Chairperson Barbara Mathis recalls its humble beginnings on Highmarket Street 26 years ago when resourceful Mamie Delzell, the town crier of Radio Station WGTN, set some used golf clubs in front of the rectory in hopes of raising money to help with church expenses. It was the third year of Georgetown’s Wooden Boat Show and a visiting golfer bought them.
With the help of parishioners like Delzell and supporters like the visiting golfer, the annual event has come to offer live music, a silent auction, homemade baked goods, a plant sale, low-country purlieu, an indoor yard sale and more. Chairperson Mathis is teaming up with Annamarie and Eddie Ferris, Christine Walker and others to open the church doors to the community, to offer items at affordable prices and , to serve the Lord.
This festival is 9 a.m- 4 p.m. at St. Mary Parish Hall at the corner of Broad and Highmarket.

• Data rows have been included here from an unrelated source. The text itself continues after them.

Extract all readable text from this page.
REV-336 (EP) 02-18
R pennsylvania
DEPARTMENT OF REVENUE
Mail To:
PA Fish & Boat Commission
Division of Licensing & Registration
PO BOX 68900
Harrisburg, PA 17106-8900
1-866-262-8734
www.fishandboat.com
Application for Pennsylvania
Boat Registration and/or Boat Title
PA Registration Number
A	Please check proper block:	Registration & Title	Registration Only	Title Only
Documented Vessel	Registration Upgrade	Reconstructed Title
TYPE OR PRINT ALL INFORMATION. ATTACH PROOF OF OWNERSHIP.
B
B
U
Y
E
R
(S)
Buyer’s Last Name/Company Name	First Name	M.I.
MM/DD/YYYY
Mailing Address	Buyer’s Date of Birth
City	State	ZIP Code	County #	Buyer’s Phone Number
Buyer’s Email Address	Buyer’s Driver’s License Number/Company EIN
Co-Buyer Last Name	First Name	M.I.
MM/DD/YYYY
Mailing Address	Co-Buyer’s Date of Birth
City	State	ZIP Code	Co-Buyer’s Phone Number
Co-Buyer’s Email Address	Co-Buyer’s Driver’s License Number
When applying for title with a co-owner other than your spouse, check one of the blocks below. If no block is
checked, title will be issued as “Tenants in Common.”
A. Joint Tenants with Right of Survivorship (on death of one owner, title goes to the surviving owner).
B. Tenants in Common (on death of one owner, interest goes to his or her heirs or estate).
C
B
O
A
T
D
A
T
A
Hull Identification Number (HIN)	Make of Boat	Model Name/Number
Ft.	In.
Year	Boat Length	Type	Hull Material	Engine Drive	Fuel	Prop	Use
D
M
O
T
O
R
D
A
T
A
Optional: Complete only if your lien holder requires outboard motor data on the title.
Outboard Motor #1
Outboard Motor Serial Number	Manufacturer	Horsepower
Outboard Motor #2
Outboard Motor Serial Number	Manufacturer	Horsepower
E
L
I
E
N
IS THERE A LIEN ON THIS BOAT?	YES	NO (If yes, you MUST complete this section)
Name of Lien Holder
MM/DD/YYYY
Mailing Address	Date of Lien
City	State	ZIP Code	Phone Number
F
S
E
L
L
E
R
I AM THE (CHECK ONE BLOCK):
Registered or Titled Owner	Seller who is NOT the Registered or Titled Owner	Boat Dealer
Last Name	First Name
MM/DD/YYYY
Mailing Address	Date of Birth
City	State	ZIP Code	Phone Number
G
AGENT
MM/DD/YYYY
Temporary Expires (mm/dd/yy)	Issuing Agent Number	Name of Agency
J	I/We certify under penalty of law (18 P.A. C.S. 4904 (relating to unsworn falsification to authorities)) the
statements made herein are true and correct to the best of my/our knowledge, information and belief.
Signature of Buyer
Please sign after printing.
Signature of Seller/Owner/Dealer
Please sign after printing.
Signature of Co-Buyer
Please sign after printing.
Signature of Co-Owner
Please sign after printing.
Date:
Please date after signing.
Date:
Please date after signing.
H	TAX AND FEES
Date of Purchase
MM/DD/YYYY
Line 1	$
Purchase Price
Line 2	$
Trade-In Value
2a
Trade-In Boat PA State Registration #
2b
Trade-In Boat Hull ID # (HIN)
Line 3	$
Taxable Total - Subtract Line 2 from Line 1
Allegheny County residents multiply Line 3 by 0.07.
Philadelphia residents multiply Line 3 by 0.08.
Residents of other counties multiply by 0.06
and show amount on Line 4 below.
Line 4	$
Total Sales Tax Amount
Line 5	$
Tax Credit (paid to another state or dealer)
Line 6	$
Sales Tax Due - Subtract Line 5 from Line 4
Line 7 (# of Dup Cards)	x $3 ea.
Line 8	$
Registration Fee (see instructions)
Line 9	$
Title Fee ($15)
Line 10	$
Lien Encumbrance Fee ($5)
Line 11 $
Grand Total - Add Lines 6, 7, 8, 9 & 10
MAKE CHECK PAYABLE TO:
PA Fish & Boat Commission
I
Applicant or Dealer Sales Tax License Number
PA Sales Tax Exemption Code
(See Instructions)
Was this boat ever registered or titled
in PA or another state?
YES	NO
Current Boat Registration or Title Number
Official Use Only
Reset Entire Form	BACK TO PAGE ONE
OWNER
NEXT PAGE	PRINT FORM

“Father Wilson will bless the Fall Festival and the volunteers at 9:00 a.m. to start,” said Mathis, no stranger to the event over the years. She tells of a school librarian who was thrilled to take home boxes of used books from the festival for her underfunded library in another town. She also remembers a year the church festival had to be postponed until the week after the Wooden Boat Show when a bride-to-be wanted to get married at the church on the Boat Show Saturday. Then there was a year when a golf cart was featured as the jewel of the silent action and the year when the Spanish cultural dances began.
While the golf cart has long since been claimed, the dances continue at noon along with children’s games, face-painting, and other items up for bid. The f estival at St. Mary Parish Hall, is a five-minute walk from Front Street.